Pretty similar to the one I did yesterday except with two more parameters in the add function and my Windows high-res timing code. I’ve extracted the two timing files (hr_time.h/.c) from the asteroids and it’s in the LearnC folder on GiHhub.

As before this was compiled as x86. Also I tried it first compiled as release. This means the optimizing compiler has its way and I got virtually identical for cdecl (/Gd), fastcall (/Gr) and even safecall (/Gz).

Disassembly of the machine code revealed that the optimizer had moved the function code inline in the for loop and this negated the call code. So I did it again in debug mode. Here there was a clear difference. The times for fastcall were 0.259 while the cdecl (the default) was 0.239 which is about an 8% speed increase. Safecall was roughly the same execution as cdecl. So the lesson seem to be don’t use fastcall.

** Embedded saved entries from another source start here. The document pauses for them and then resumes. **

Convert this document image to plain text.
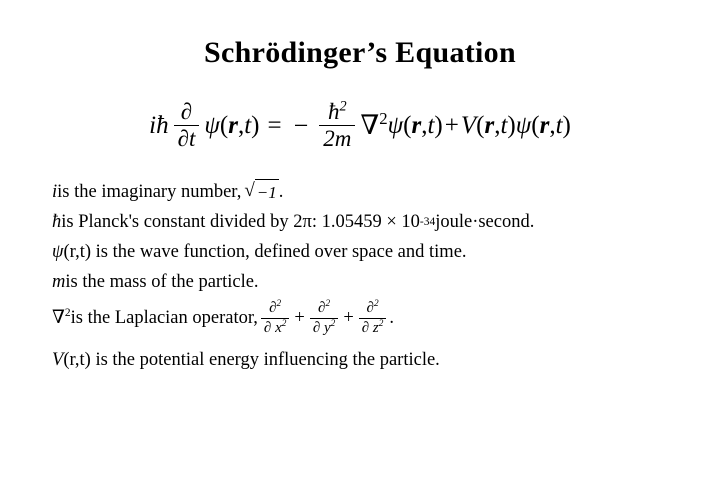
Schrödinger’s Equation
i ħ $\frac{\partial}{\partial t}$ ψ (r,t) = − $\frac{ħ^2}{2m} \nabla^2$ ψ (r,t) + V (r,t) ψ (r,t)
i is the imaginary number, √ −1 .
ħ is Planck's constant divided by 2π: 1.05459 × 10 -34 joule·second.
ψ (r,t) is the wave function, defined over space and time.
m is the mass of the particle.
∇$^2$ is the Laplacian operator, $\frac{\partial^2}{\partial x^2} + \frac{\partial^2}{\partial y^2} + \frac{\partial^2}{\partial z^2}$ .
V (r,t) is the potential energy influencing the particle.
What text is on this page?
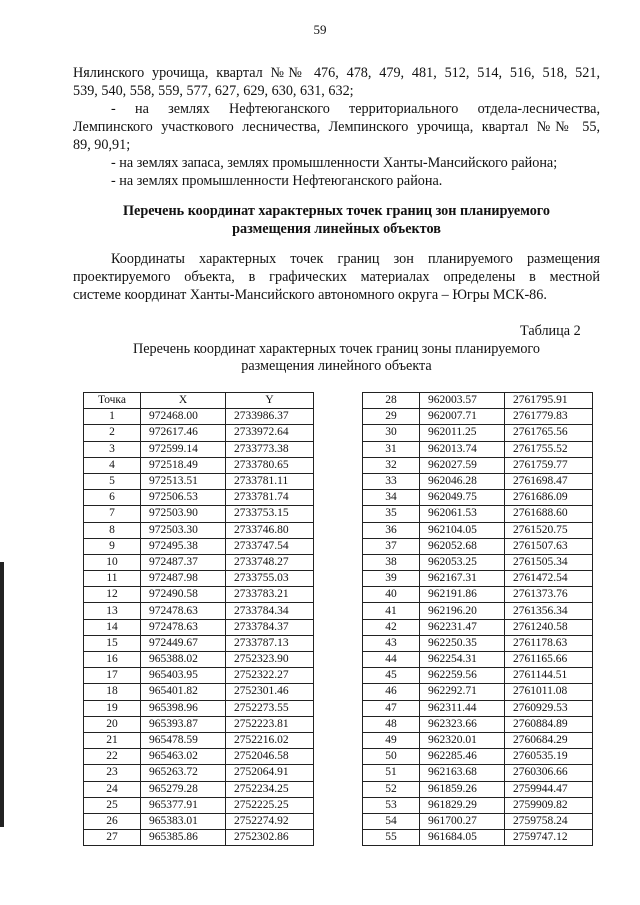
59
Нялинского урочища, квартал №№ 476, 478, 479, 481, 512, 514, 516, 518, 521,
539, 540, 558, 559, 577, 627, 629, 630, 631, 632;
- на землях Нефтеюганского территориального отдела-лесничества,
Лемпинского участкового лесничества, Лемпинского урочища, квартал №№ 55,
89, 90,91;
- на землях запаса, землях промышленности Ханты-Мансийского района;
- на землях промышленности Нефтеюганского района.
Перечень координат характерных точек границ зон планируемого
размещения линейных объектов
Координаты характерных точек границ зон планируемого размещения
проектируемого объекта, в графических материалах определены в местной
системе координат Ханты-Мансийского автономного округа – Югры МСК-86.
Таблица 2
Перечень координат характерных точек границ зоны планируемого
размещения линейного объекта
Точка	X	Y
1	972468.00	2733986.37
2	972617.46	2733972.64
3	972599.14	2733773.38
4	972518.49	2733780.65
5	972513.51	2733781.11
6	972506.53	2733781.74
7	972503.90	2733753.15
8	972503.30	2733746.80
9	972495.38	2733747.54
10	972487.37	2733748.27
11	972487.98	2733755.03
12	972490.58	2733783.21
13	972478.63	2733784.34
14	972478.63	2733784.37
15	972449.67	2733787.13
16	965388.02	2752323.90
17	965403.95	2752322.27
18	965401.82	2752301.46
19	965398.96	2752273.55
20	965393.87	2752223.81
21	965478.59	2752216.02
22	965463.02	2752046.58
23	965263.72	2752064.91
24	965279.28	2752234.25
25	965377.91	2752225.25
26	965383.01	2752274.92
27	965385.86	2752302.86
28	962003.57	2761795.91
29	962007.71	2761779.83
30	962011.25	2761765.56
31	962013.74	2761755.52
32	962027.59	2761759.77
33	962046.28	2761698.47
34	962049.75	2761686.09
35	962061.53	2761688.60
36	962104.05	2761520.75
37	962052.68	2761507.63
38	962053.25	2761505.34
39	962167.31	2761472.54
40	962191.86	2761373.76
41	962196.20	2761356.34
42	962231.47	2761240.58
43	962250.35	2761178.63
44	962254.31	2761165.66
45	962259.56	2761144.51
46	962292.71	2761011.08
47	962311.44	2760929.53
48	962323.66	2760884.89
49	962320.01	2760684.29
50	962285.46	2760535.19
51	962163.68	2760306.66
52	961859.26	2759944.47
53	961829.29	2759909.82
54	961700.27	2759758.24
55	961684.05	2759747.12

I think I need a more complicated program which should be compiled in release mode but where optimization doesn’t transform the function into inline code. Perhaps making the function longer would do it so the function machine code would be too long to fit in a L1 cache.

Interestingly the release code execution time was 0.005557 seconds, almost 50 x faster than the debug time.